As Oxford University Press (OUP) managing director Ameena Saiyid said in her welcome address, the October 8 earthquake saw the entire country come together to help those in the quake-affected areas. Bhutto’s book, she said, was an authentic account of the stories of children who lost parts of their lives, physically and emotionally, in the earthquake. The focal point of the book, that made it stand out from a horde of other October 8-related literature, Saiyid said, was the fact that it portrayed hope with the resilience of the children, their hope, their courage, and their will to live on.
Press club president Ghazi Salahuddin said he appreciated the “human angle” of the book. He said that Bhutto, in writing her book, had followed the most important principle of journalism - portraying the story from the point of view of those that it affected most. He quoted a phrase from the first page of the book, where Bhutto had written, “I dedicate this book to Dennis Dalton, who taught me that everyone has a story and every story is worth listening to.” And that, Salahuddin said, is the spirit of journalism.
Edhi Foundation’s Faisal Edhi lauded the book, saying that more research should be done into the topic “so that our drawbacks can be brought forward, and thenceforth removed.”
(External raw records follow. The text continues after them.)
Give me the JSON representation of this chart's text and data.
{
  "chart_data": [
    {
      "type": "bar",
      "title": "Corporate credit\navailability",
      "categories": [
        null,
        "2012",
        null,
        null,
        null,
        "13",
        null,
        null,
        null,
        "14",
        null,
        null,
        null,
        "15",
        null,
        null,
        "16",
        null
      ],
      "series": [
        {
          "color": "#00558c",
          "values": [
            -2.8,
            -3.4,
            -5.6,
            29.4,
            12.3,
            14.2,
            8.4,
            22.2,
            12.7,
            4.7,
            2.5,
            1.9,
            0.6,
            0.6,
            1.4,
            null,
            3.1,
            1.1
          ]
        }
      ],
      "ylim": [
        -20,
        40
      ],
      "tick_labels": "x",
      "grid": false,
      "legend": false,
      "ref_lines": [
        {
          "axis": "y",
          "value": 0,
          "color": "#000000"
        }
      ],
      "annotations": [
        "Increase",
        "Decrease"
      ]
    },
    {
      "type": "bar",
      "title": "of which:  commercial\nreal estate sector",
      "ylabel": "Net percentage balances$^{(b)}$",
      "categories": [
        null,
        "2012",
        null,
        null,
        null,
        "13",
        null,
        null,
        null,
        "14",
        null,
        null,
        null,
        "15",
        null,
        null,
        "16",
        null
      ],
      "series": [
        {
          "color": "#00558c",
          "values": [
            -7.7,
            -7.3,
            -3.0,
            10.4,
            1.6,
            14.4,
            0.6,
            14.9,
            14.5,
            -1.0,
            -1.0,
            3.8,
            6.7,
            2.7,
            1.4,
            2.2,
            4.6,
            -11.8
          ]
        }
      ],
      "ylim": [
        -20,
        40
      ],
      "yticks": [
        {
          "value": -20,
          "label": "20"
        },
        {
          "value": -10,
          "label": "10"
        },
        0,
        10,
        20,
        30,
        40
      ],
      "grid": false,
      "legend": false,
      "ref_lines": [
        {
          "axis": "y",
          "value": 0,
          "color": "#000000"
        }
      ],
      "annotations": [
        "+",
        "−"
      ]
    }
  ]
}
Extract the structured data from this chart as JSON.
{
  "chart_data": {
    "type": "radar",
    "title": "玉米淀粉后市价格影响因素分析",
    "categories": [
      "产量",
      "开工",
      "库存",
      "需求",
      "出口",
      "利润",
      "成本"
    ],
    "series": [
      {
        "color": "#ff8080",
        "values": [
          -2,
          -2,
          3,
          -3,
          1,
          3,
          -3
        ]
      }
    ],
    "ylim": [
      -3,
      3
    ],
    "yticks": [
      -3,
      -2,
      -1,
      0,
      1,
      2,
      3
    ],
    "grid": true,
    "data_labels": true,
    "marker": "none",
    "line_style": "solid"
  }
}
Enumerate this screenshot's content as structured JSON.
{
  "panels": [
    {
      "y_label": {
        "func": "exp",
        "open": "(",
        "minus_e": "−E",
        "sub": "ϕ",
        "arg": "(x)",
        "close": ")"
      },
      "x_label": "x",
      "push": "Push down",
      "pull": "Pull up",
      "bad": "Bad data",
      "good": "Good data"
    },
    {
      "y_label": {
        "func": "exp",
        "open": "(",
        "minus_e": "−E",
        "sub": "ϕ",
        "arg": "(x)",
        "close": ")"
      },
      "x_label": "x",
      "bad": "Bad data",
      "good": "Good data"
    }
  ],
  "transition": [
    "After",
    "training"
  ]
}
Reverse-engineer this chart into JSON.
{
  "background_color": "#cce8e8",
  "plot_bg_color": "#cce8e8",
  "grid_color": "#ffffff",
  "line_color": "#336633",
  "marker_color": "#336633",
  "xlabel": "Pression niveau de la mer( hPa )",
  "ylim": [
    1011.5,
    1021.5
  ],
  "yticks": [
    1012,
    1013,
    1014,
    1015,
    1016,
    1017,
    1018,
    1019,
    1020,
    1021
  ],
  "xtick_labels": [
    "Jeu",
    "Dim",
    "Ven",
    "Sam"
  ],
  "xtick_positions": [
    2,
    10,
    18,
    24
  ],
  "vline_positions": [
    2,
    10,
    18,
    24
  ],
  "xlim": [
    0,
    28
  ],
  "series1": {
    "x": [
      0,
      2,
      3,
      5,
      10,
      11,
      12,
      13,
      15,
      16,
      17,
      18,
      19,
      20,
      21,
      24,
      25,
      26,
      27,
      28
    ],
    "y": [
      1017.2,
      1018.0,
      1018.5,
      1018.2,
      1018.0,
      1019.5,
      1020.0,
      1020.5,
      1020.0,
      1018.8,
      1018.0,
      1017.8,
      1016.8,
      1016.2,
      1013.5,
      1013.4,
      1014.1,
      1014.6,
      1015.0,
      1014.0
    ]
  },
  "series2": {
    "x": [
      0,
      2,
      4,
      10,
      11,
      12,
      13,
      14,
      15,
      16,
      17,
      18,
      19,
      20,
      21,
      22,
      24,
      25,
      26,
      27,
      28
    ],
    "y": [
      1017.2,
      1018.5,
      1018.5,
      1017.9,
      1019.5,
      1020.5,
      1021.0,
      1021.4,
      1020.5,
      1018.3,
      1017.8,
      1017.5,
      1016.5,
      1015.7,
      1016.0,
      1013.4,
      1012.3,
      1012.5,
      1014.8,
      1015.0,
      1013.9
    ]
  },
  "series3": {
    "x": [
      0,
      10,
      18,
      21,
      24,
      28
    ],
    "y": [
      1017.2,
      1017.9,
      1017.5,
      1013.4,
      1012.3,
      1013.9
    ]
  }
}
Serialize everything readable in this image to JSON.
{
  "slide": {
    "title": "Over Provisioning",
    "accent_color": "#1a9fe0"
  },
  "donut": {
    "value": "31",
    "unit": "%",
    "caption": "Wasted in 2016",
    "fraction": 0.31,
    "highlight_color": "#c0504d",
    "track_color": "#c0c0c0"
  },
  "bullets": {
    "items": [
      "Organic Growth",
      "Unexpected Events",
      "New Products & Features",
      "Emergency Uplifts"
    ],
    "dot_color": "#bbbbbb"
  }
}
Fatima Bhutto, in her vote of thanks, explained to the audience how the idea for the book was born. She told of her visit to a hospital in Bani Gala, Islamabad, where a little girl, Afeera, who’s finger had been amputated and who’s arm was in a cast, was determined to write out her story - the things that she went through during the earthquake, after it, and all the things that she had planned once she was allowed to leave the hospital for good. “She wanted to be a doctor,” Bhutto said, and went on to thank Afeera for the book.
Bhutto raised some questions for the current regime to answer: Why were we not prepared for the ‘prepare-able,’ even though it was known that Pakistan lay on a prominent fault line? What was the military dictatorship doing - why did it not respond in time? What did it do with the Rs 6 billion from the President’s Relief Fund? However, Bhutto might have wanted to ask herself these questions in turn: Were the fault lines discovered only after 1999? Were no previous governments, including those of PML and PPP, aware of the existence of these fault lines before? Could they not have done anything to ‘prepare the nation for the prepare-able’?
“It is sad when tragedies like the one on October 8 are highlighted and used as political agendas,” Bhutto very rightly said during her speech. But by only questioning the current military regime, Bhutto perhaps runs the risk of doing exactly what she doesn’t want others to do.